Al cumplir el primer mes le
regalé una rosa –la influencia de Leonardo Favio era evidente, O quizás simplemente te regale una rosa–
y fui aumentando una cada mes hasta cumplir el año, pero existía un grave problema,
tenía que ser el día mismo, cada 27, y la mayoría de esos meses, en esa fecha estaba
en Guayaquil en la universidad. Tuve que recurrir a la florería Marsellesa, que
estaba ubicada en la calle Boyacá, cerca de la 9 de octubre, en Guayaquil, y
pedirle el favor a mi padre para que retire las rosas y las entregue en las
manos de Nelly –la osadía en sumo grado–.
Algún mes coincidió en domingo,
después de haber agotado mis recursos, la noche anterior en el Rancho, le conté
a Allan, mi amigo de tantas madrugadas, que no tenía dinero para comprar las
rosas rojas, y él encontró la solución, tampoco tenía dinero pero había visto
un rosal en el parque, por el sector ubicado frente al Municipio, celosamente
cuidado por el jardinero, tuvimos que distraerlo para poder cortar
las rosas y cumplir con mi entrega mensual.
Cuando ella se graduó en el
colegio La Inmaculada, en enero de 1974, acudí a su fiesta en la terraza de su
casa, con el oculto temor de saber, que seguramente se iría estudiar la
universidad a Cuenca, allá tenía su casa y su familia, y presentía lo peor –la
inseguridad se manifestaba una vez más–, conversamos y ella confirmó mis temores, sus
padres querían que estudie en Cuenca.

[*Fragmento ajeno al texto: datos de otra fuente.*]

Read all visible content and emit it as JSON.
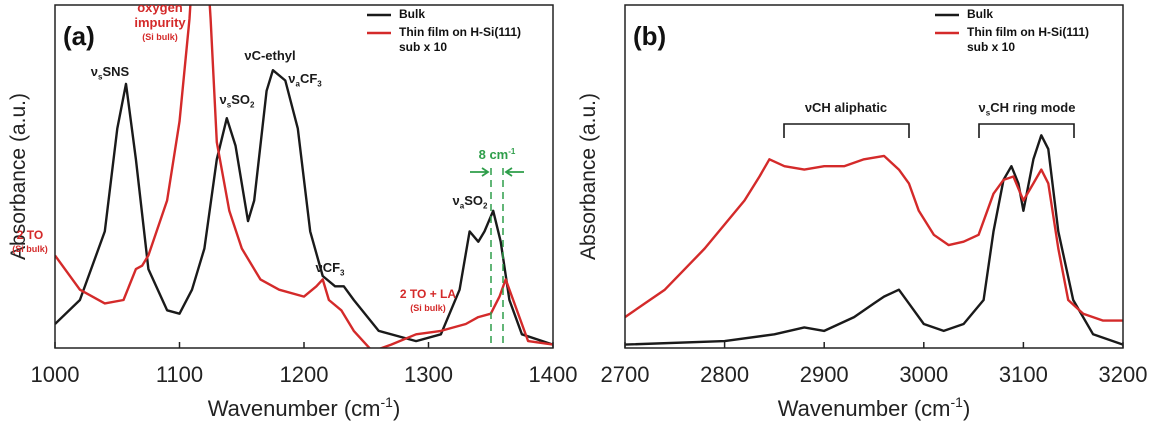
{
  "chart_data": [
    {
      "type": "line",
      "panel_label": "(a)",
      "xlabel": [
        "Wavenumber (cm",
        "-1",
        ")"
      ],
      "ylabel": "Absorbance (a.u.)",
      "xlim": [
        1000,
        1400
      ],
      "xticks": [
        1000,
        1100,
        1200,
        1300,
        1400
      ],
      "ylim": [
        0,
        100
      ],
      "series": [
        {
          "name": "Bulk",
          "color": "#1a1a1a",
          "x": [
            1000,
            1020,
            1040,
            1050,
            1057,
            1065,
            1075,
            1090,
            1100,
            1110,
            1120,
            1130,
            1138,
            1145,
            1155,
            1160,
            1170,
            1175,
            1185,
            1195,
            1205,
            1215,
            1225,
            1232,
            1240,
            1260,
            1290,
            1310,
            1325,
            1333,
            1340,
            1345,
            1352,
            1358,
            1365,
            1375,
            1400
          ],
          "values": [
            7,
            14,
            34,
            64,
            77,
            55,
            23,
            11,
            10,
            17,
            29,
            55,
            67,
            59,
            37,
            43,
            75,
            81,
            78,
            64,
            34,
            21,
            18,
            18,
            14,
            5,
            2,
            4,
            17,
            34,
            31,
            34,
            40,
            31,
            14,
            4,
            1
          ]
        },
        {
          "name": "Thin film on H-Si(111)\nsub x 10",
          "color": "#d42a2a",
          "x": [
            1000,
            1020,
            1040,
            1055,
            1065,
            1070,
            1075,
            1090,
            1100,
            1108,
            1113,
            1120,
            1125,
            1130,
            1140,
            1150,
            1165,
            1180,
            1200,
            1210,
            1215,
            1220,
            1230,
            1240,
            1255,
            1270,
            1290,
            1310,
            1330,
            1340,
            1350,
            1357,
            1362,
            1368,
            1380,
            1400
          ],
          "values": [
            27,
            17,
            13,
            14,
            23,
            24,
            27,
            43,
            66,
            96,
            125,
            125,
            96,
            60,
            40,
            29,
            20,
            17,
            15,
            18,
            20,
            14,
            11,
            5,
            -1,
            1,
            4,
            5,
            7,
            9,
            10,
            15,
            20,
            14,
            2,
            1
          ]
        }
      ],
      "annotations": [
        {
          "text": [
            "oxygen"
          ],
          "color": "#d42a2a"
        },
        {
          "text": [
            "impurity"
          ],
          "color": "#d42a2a"
        },
        {
          "text": [
            "(Si bulk)"
          ],
          "color": "#d42a2a"
        },
        {
          "text": [
            "ν",
            "s",
            "SNS"
          ],
          "color": "#1a1a1a"
        },
        {
          "text": [
            "ν",
            "s",
            "SO",
            "2"
          ],
          "color": "#1a1a1a"
        },
        {
          "text": [
            "νC-ethyl"
          ],
          "color": "#1a1a1a"
        },
        {
          "text": [
            "ν",
            "a",
            "CF",
            "3"
          ],
          "color": "#1a1a1a"
        },
        {
          "text": [
            "νCF",
            "3"
          ],
          "color": "#1a1a1a"
        },
        {
          "text": [
            "2 TO"
          ],
          "color": "#d42a2a"
        },
        {
          "text": [
            "(Si bulk)"
          ],
          "color": "#d42a2a"
        },
        {
          "text": [
            "2 TO + LA"
          ],
          "color": "#d42a2a"
        },
        {
          "text": [
            "(Si bulk)"
          ],
          "color": "#d42a2a"
        },
        {
          "text": [
            "ν",
            "a",
            "SO",
            "2"
          ],
          "color": "#1a1a1a"
        },
        {
          "text": [
            "8 cm",
            "-1"
          ],
          "color": "#2e9e4a"
        }
      ]
    },
    {
      "type": "line",
      "panel_label": "(b)",
      "xlabel": [
        "Wavenumber (cm",
        "-1",
        ")"
      ],
      "ylabel": "Absorbance (a.u.)",
      "xlim": [
        2700,
        3200
      ],
      "xticks": [
        2700,
        2800,
        2900,
        3000,
        3100,
        3200
      ],
      "ylim": [
        0,
        100
      ],
      "series": [
        {
          "name": "Bulk",
          "color": "#1a1a1a",
          "x": [
            2700,
            2800,
            2850,
            2880,
            2900,
            2930,
            2950,
            2960,
            2975,
            2985,
            3000,
            3020,
            3040,
            3060,
            3070,
            3080,
            3088,
            3095,
            3100,
            3110,
            3118,
            3125,
            3135,
            3150,
            3170,
            3200
          ],
          "values": [
            1,
            2,
            4,
            6,
            5,
            9,
            13,
            15,
            17,
            13,
            7,
            5,
            7,
            14,
            34,
            49,
            53,
            48,
            40,
            55,
            62,
            58,
            34,
            14,
            4,
            1
          ]
        },
        {
          "name": "Thin film on H-Si(111)\nsub x 10",
          "color": "#d42a2a",
          "x": [
            2700,
            2720,
            2740,
            2760,
            2780,
            2800,
            2820,
            2835,
            2845,
            2860,
            2880,
            2900,
            2920,
            2940,
            2960,
            2975,
            2985,
            2995,
            3010,
            3025,
            3040,
            3055,
            3070,
            3080,
            3090,
            3100,
            3110,
            3118,
            3125,
            3135,
            3145,
            3160,
            3180,
            3200
          ],
          "values": [
            9,
            13,
            17,
            23,
            29,
            36,
            43,
            50,
            55,
            53,
            52,
            53,
            53,
            55,
            56,
            52,
            48,
            40,
            33,
            30,
            31,
            33,
            45,
            49,
            50,
            43,
            48,
            52,
            48,
            29,
            14,
            10,
            8,
            8
          ]
        }
      ],
      "annotations": [
        {
          "text": [
            "νCH aliphatic"
          ],
          "color": "#1a1a1a"
        },
        {
          "text": [
            "ν",
            "s",
            "CH ring mode"
          ],
          "color": "#1a1a1a"
        }
      ]
    }
  ]
}
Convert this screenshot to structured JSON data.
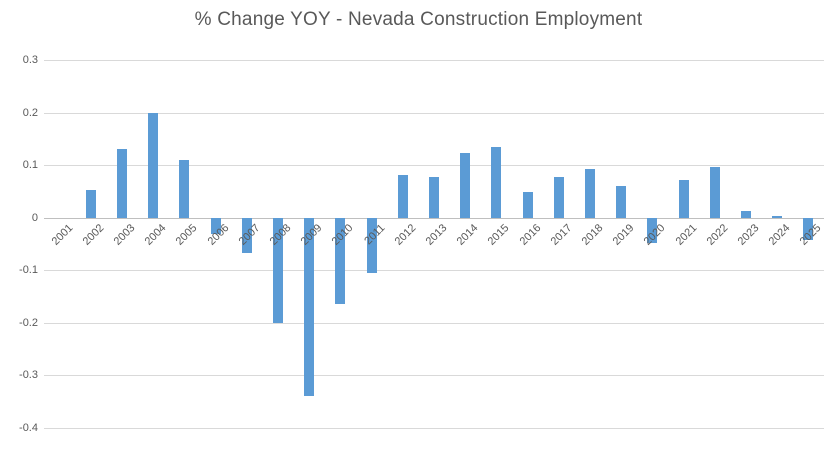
{
  "chart_data": {
    "type": "bar",
    "title": "% Change YOY - Nevada Construction Employment",
    "categories": [
      "2001",
      "2002",
      "2003",
      "2004",
      "2005",
      "2006",
      "2007",
      "2008",
      "2009",
      "2010",
      "2011",
      "2012",
      "2013",
      "2014",
      "2015",
      "2016",
      "2017",
      "2018",
      "2019",
      "2020",
      "2021",
      "2022",
      "2023",
      "2024",
      "2025"
    ],
    "values": [
      0,
      0.053,
      0.13,
      0.2,
      0.11,
      -0.031,
      -0.068,
      -0.2,
      -0.34,
      -0.165,
      -0.105,
      0.082,
      0.078,
      0.124,
      0.135,
      0.048,
      0.077,
      0.093,
      0.06,
      -0.048,
      0.072,
      0.097,
      0.013,
      0.003,
      -0.042
    ],
    "series_name": "% Change YOY",
    "xlabel": "",
    "ylabel": "",
    "ylim": [
      -0.4,
      0.3
    ],
    "yticks": [
      0.3,
      0.2,
      0.1,
      0,
      -0.1,
      -0.2,
      -0.3,
      -0.4
    ],
    "ytick_labels": [
      "0.3",
      "0.2",
      "0.1",
      "0",
      "-0.1",
      "-0.2",
      "-0.3",
      "-0.4"
    ],
    "x_tick_rotation_deg": -45,
    "grid": true,
    "legend": "none",
    "bar_color": "#5b9bd5",
    "gridline_color": "#d9d9d9",
    "axis_line_color": "#bfbfbf",
    "text_color": "#595959",
    "background_color": "#ffffff"
  }
}
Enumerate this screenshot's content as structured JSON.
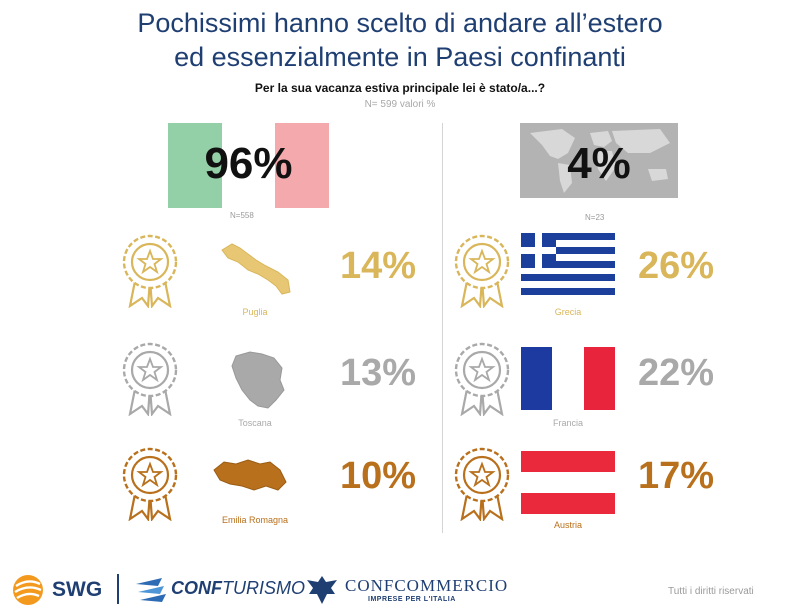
{
  "header": {
    "title_line1": "Pochissimi hanno scelto di andare all’estero",
    "title_line2": "ed essenzialmente in Paesi confinanti",
    "question": "Per la sua vacanza estiva principale lei è stato/a...?",
    "sample": "N= 599  valori %"
  },
  "italy": {
    "percent": "96%",
    "n_label": "N=558",
    "items": [
      {
        "rank": "gold",
        "name": "Puglia",
        "percent": "14%"
      },
      {
        "rank": "silver",
        "name": "Toscana",
        "percent": "13%"
      },
      {
        "rank": "bronze",
        "name": "Emilia Romagna",
        "percent": "10%"
      }
    ]
  },
  "abroad": {
    "percent": "4%",
    "n_label": "N=23",
    "items": [
      {
        "rank": "gold",
        "name": "Grecia",
        "percent": "26%"
      },
      {
        "rank": "silver",
        "name": "Francia",
        "percent": "22%"
      },
      {
        "rank": "bronze",
        "name": "Austria",
        "percent": "17%"
      }
    ]
  },
  "colors": {
    "gold": "#d9b65a",
    "silver": "#a9a9a9",
    "bronze": "#b8701c",
    "title": "#1f3f73"
  },
  "footer": {
    "swg": "SWG",
    "confturismo_a": "CONF",
    "confturismo_b": "TURISMO",
    "confcommercio": "CONFCOMMERCIO",
    "confcommercio_sub": "IMPRESE PER L'ITALIA",
    "rights": "Tutti i diritti riservati"
  }
}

Con el corazón hecho pedazos la saqué a
bailar una canción lenta de Buddy Richard, y allí en la
pista de baile, a media luz, le cantaba al oído parte de la canción, –tenía que
ser dramático–
“Sé que esta noche de su boca ya no beberé, /y como un sauce lloraré,
/ella ha partido ya, /la soledad me regaló, /guitarra llora conmigo.
Guitarra toca otra vez ahora, /ella se ha ido llevando mis sueños, /no
quiso saber de mi dolor, /sé que se ha ido para nunca más volver.
Esta noche a mi ventana la luna no vendrá, /el gorrión también se irá,
/y solo moriré de amor, /guitarra acompáñame…”
Era la canción “Guitarra toca
otra vez ahora” y cuando terminó, ella tomó una decisión:
–Me quedo a estudiar aquí, en la Universidad
Técnica– me dijo, y de repente todo cambió, la luna regresó y sabía que ya no
estaría solo.
Tres años, tres meses, y
comprobamos que queríamos vivir juntos para siempre, y nos
casamos el 7 de agosto de 1976. Todas las 100 cartas que recibí de Nelly en esa
época las conservo todavía en la vieja caja metálica de galletas danesas, y
pudieron ser unidas con todas las 100 que yo le envié, y que ella guardaba
también en otra caja. Algunas veces hemos hablado de quemarlas ya, después de
tanto tiempo, pero aún no lo hemos decidido.
“…hilaré mi nostalgia de
sol que se ha dormido, /en la seda fragante de tu melena rubia.”